Companies recognizing such a desire will not only be in a better position to retain key talent in the years to come but also to recruit those who have similar values, he says.

"To me, the biggest takeaway is that companies that don't appreciate the connection between volunteering and employee engagement are really leaving value on the table," Hochberg says. "A volunteer strategy must be a meaningful component of a recruitment and retention strategy."

But employers must pay more than lip service to employees volunteering in their communities and must set up policies and programs to support such efforts, he says. Companies can establish time-off policies for volunteer efforts or compensate employees while they're volunteering.

"These employees want to see the companies they work for believing in the things they believe in. It's a huge component of their satisfaction. It can't be just some do-gooder initiative on the side," he says.

One way Deloitte uses volunteerism to attract key talent is through an alternative spring-break program, where college students head to stressed areas of the country to offer their help.

Hochberg says that the program is run by the company's recruiting department because it's seen as a key way to not only attract future talent to Deloitte but also as a way for the company to see potential hires in action.
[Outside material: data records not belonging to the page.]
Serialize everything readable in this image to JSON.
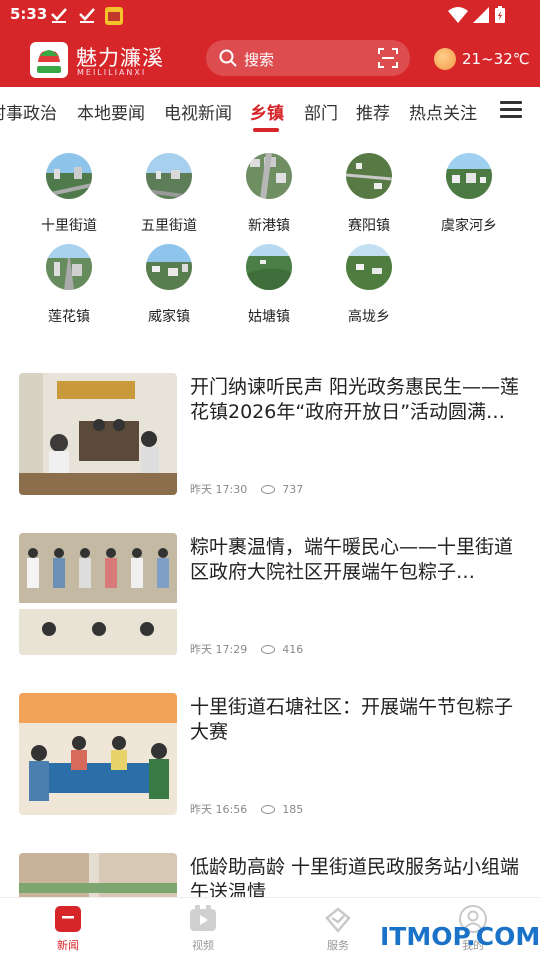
{
  "status_bar": {
    "time": "5:33"
  },
  "header": {
    "app_name": "魅力濂溪",
    "app_name_en": "MEILILIANXI",
    "search_placeholder": "搜索",
    "weather": "21~32℃"
  },
  "tabs": [
    {
      "label": "时事政治"
    },
    {
      "label": "本地要闻"
    },
    {
      "label": "电视新闻"
    },
    {
      "label": "乡镇"
    },
    {
      "label": "部门"
    },
    {
      "label": "推荐"
    },
    {
      "label": "热点关注"
    }
  ],
  "active_tab": "乡镇",
  "towns": [
    {
      "name": "十里街道"
    },
    {
      "name": "五里街道"
    },
    {
      "name": "新港镇"
    },
    {
      "name": "赛阳镇"
    },
    {
      "name": "虞家河乡"
    },
    {
      "name": "莲花镇"
    },
    {
      "name": "威家镇"
    },
    {
      "name": "姑塘镇"
    },
    {
      "name": "高垅乡"
    }
  ],
  "news": [
    {
      "title": "开门纳谏听民声 阳光政务惠民生——莲花镇2026年“政府开放日”活动圆满…",
      "time": "昨天 17:30",
      "views": "737"
    },
    {
      "title": "粽叶裹温情，端午暖民心——十里街道区政府大院社区开展端午包粽子…",
      "time": "昨天 17:29",
      "views": "416"
    },
    {
      "title": "十里街道石塘社区：开展端午节包粽子大赛",
      "time": "昨天 16:56",
      "views": "185"
    },
    {
      "title": "低龄助高龄 十里街道民政服务站小组端午送温情",
      "time": "",
      "views": ""
    }
  ],
  "bottom_nav": [
    {
      "label": "新闻",
      "icon": "news-icon"
    },
    {
      "label": "视频",
      "icon": "video-icon"
    },
    {
      "label": "服务",
      "icon": "service-icon"
    },
    {
      "label": "我的",
      "icon": "profile-icon"
    }
  ],
  "watermark": "ITMOP.COM",
  "colors": {
    "brand_red": "#d6262a",
    "text": "#222222",
    "meta": "#8a8a8a"
  }
}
About 85 spots open each year for the program, but Hochberg says Deloitte gets about 1,400 applications annually from across the country.
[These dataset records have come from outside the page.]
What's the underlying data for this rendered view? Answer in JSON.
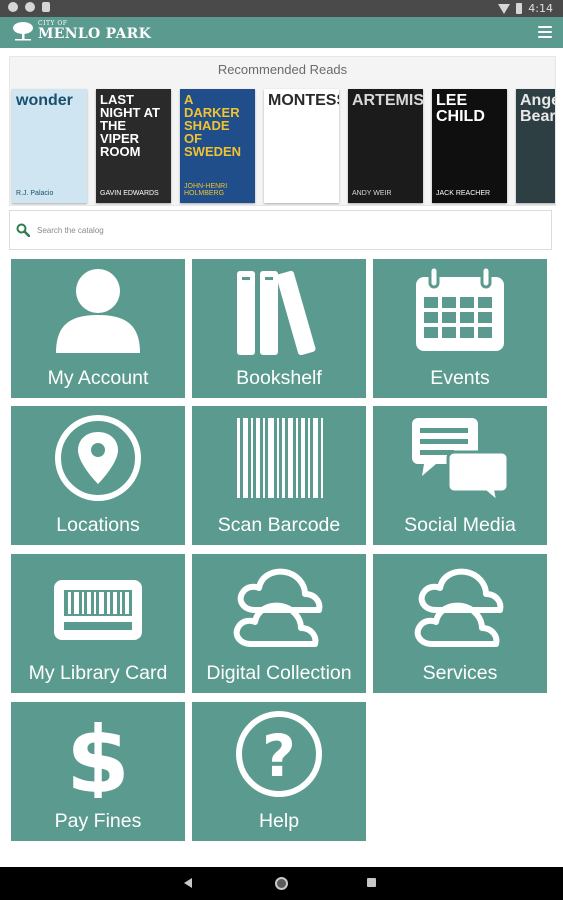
{
  "status_bar": {
    "time": "4:14"
  },
  "app_bar": {
    "logo_small": "CITY OF",
    "logo_big": "MENLO PARK"
  },
  "recommended": {
    "title": "Recommended Reads",
    "books": [
      {
        "title": "wonder",
        "author": "R.J. Palacio",
        "bg": "#cfe6f2",
        "fg": "#1b4f6b"
      },
      {
        "title": "LAST NIGHT AT THE VIPER ROOM",
        "author": "GAVIN EDWARDS",
        "bg": "#2a2a2a",
        "fg": "#ffffff"
      },
      {
        "title": "A DARKER SHADE OF SWEDEN",
        "author": "JOHN-HENRI HOLMBERG",
        "bg": "#1f4e8a",
        "fg": "#f2c230"
      },
      {
        "title": "MONTESSORI",
        "author": "",
        "bg": "#ffffff",
        "fg": "#2a2a2a"
      },
      {
        "title": "ARTEMIS",
        "author": "ANDY WEIR",
        "bg": "#1b1b1b",
        "fg": "#d8d8d8"
      },
      {
        "title": "LEE CHILD",
        "author": "JACK REACHER",
        "bg": "#0f0f0f",
        "fg": "#ffffff"
      },
      {
        "title": "Angel Bear",
        "author": "",
        "bg": "#2e3f44",
        "fg": "#e8e8e8"
      }
    ]
  },
  "search": {
    "placeholder": "Search the catalog"
  },
  "tiles": [
    {
      "label": "My Account",
      "icon": "person-icon"
    },
    {
      "label": "Bookshelf",
      "icon": "bookshelf-icon"
    },
    {
      "label": "Events",
      "icon": "calendar-icon"
    },
    {
      "label": "Locations",
      "icon": "location-pin-icon"
    },
    {
      "label": "Scan Barcode",
      "icon": "barcode-icon"
    },
    {
      "label": "Social Media",
      "icon": "chat-bubbles-icon"
    },
    {
      "label": "My Library Card",
      "icon": "library-card-icon"
    },
    {
      "label": "Digital Collection",
      "icon": "cloud-icon"
    },
    {
      "label": "Services",
      "icon": "cloud-icon"
    },
    {
      "label": "Pay Fines",
      "icon": "dollar-icon"
    },
    {
      "label": "Help",
      "icon": "help-icon"
    }
  ],
  "colors": {
    "primary": "#5b9b8f",
    "search_icon": "#2e7d4f"
  }
}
At the same time, these millennials are savvy enough to know their volunteerism can pay off in other ways. In the Deloitte survey, millennials say that they're motivated by more than their passion to change the world; 51% report they also want to benefit professionally from their volunteer efforts.

Hochberg says the survey shows that employers who ignore young employees' desire for volunteerism may pay a heavy price.

"Look, it's clear that if companies want workers who are more satisfied, loyal and engaged, then they've got to offer them volunteer opportunities," he says. "Companies have got to integrate this whole area within an organization and connect it to what the company is all about."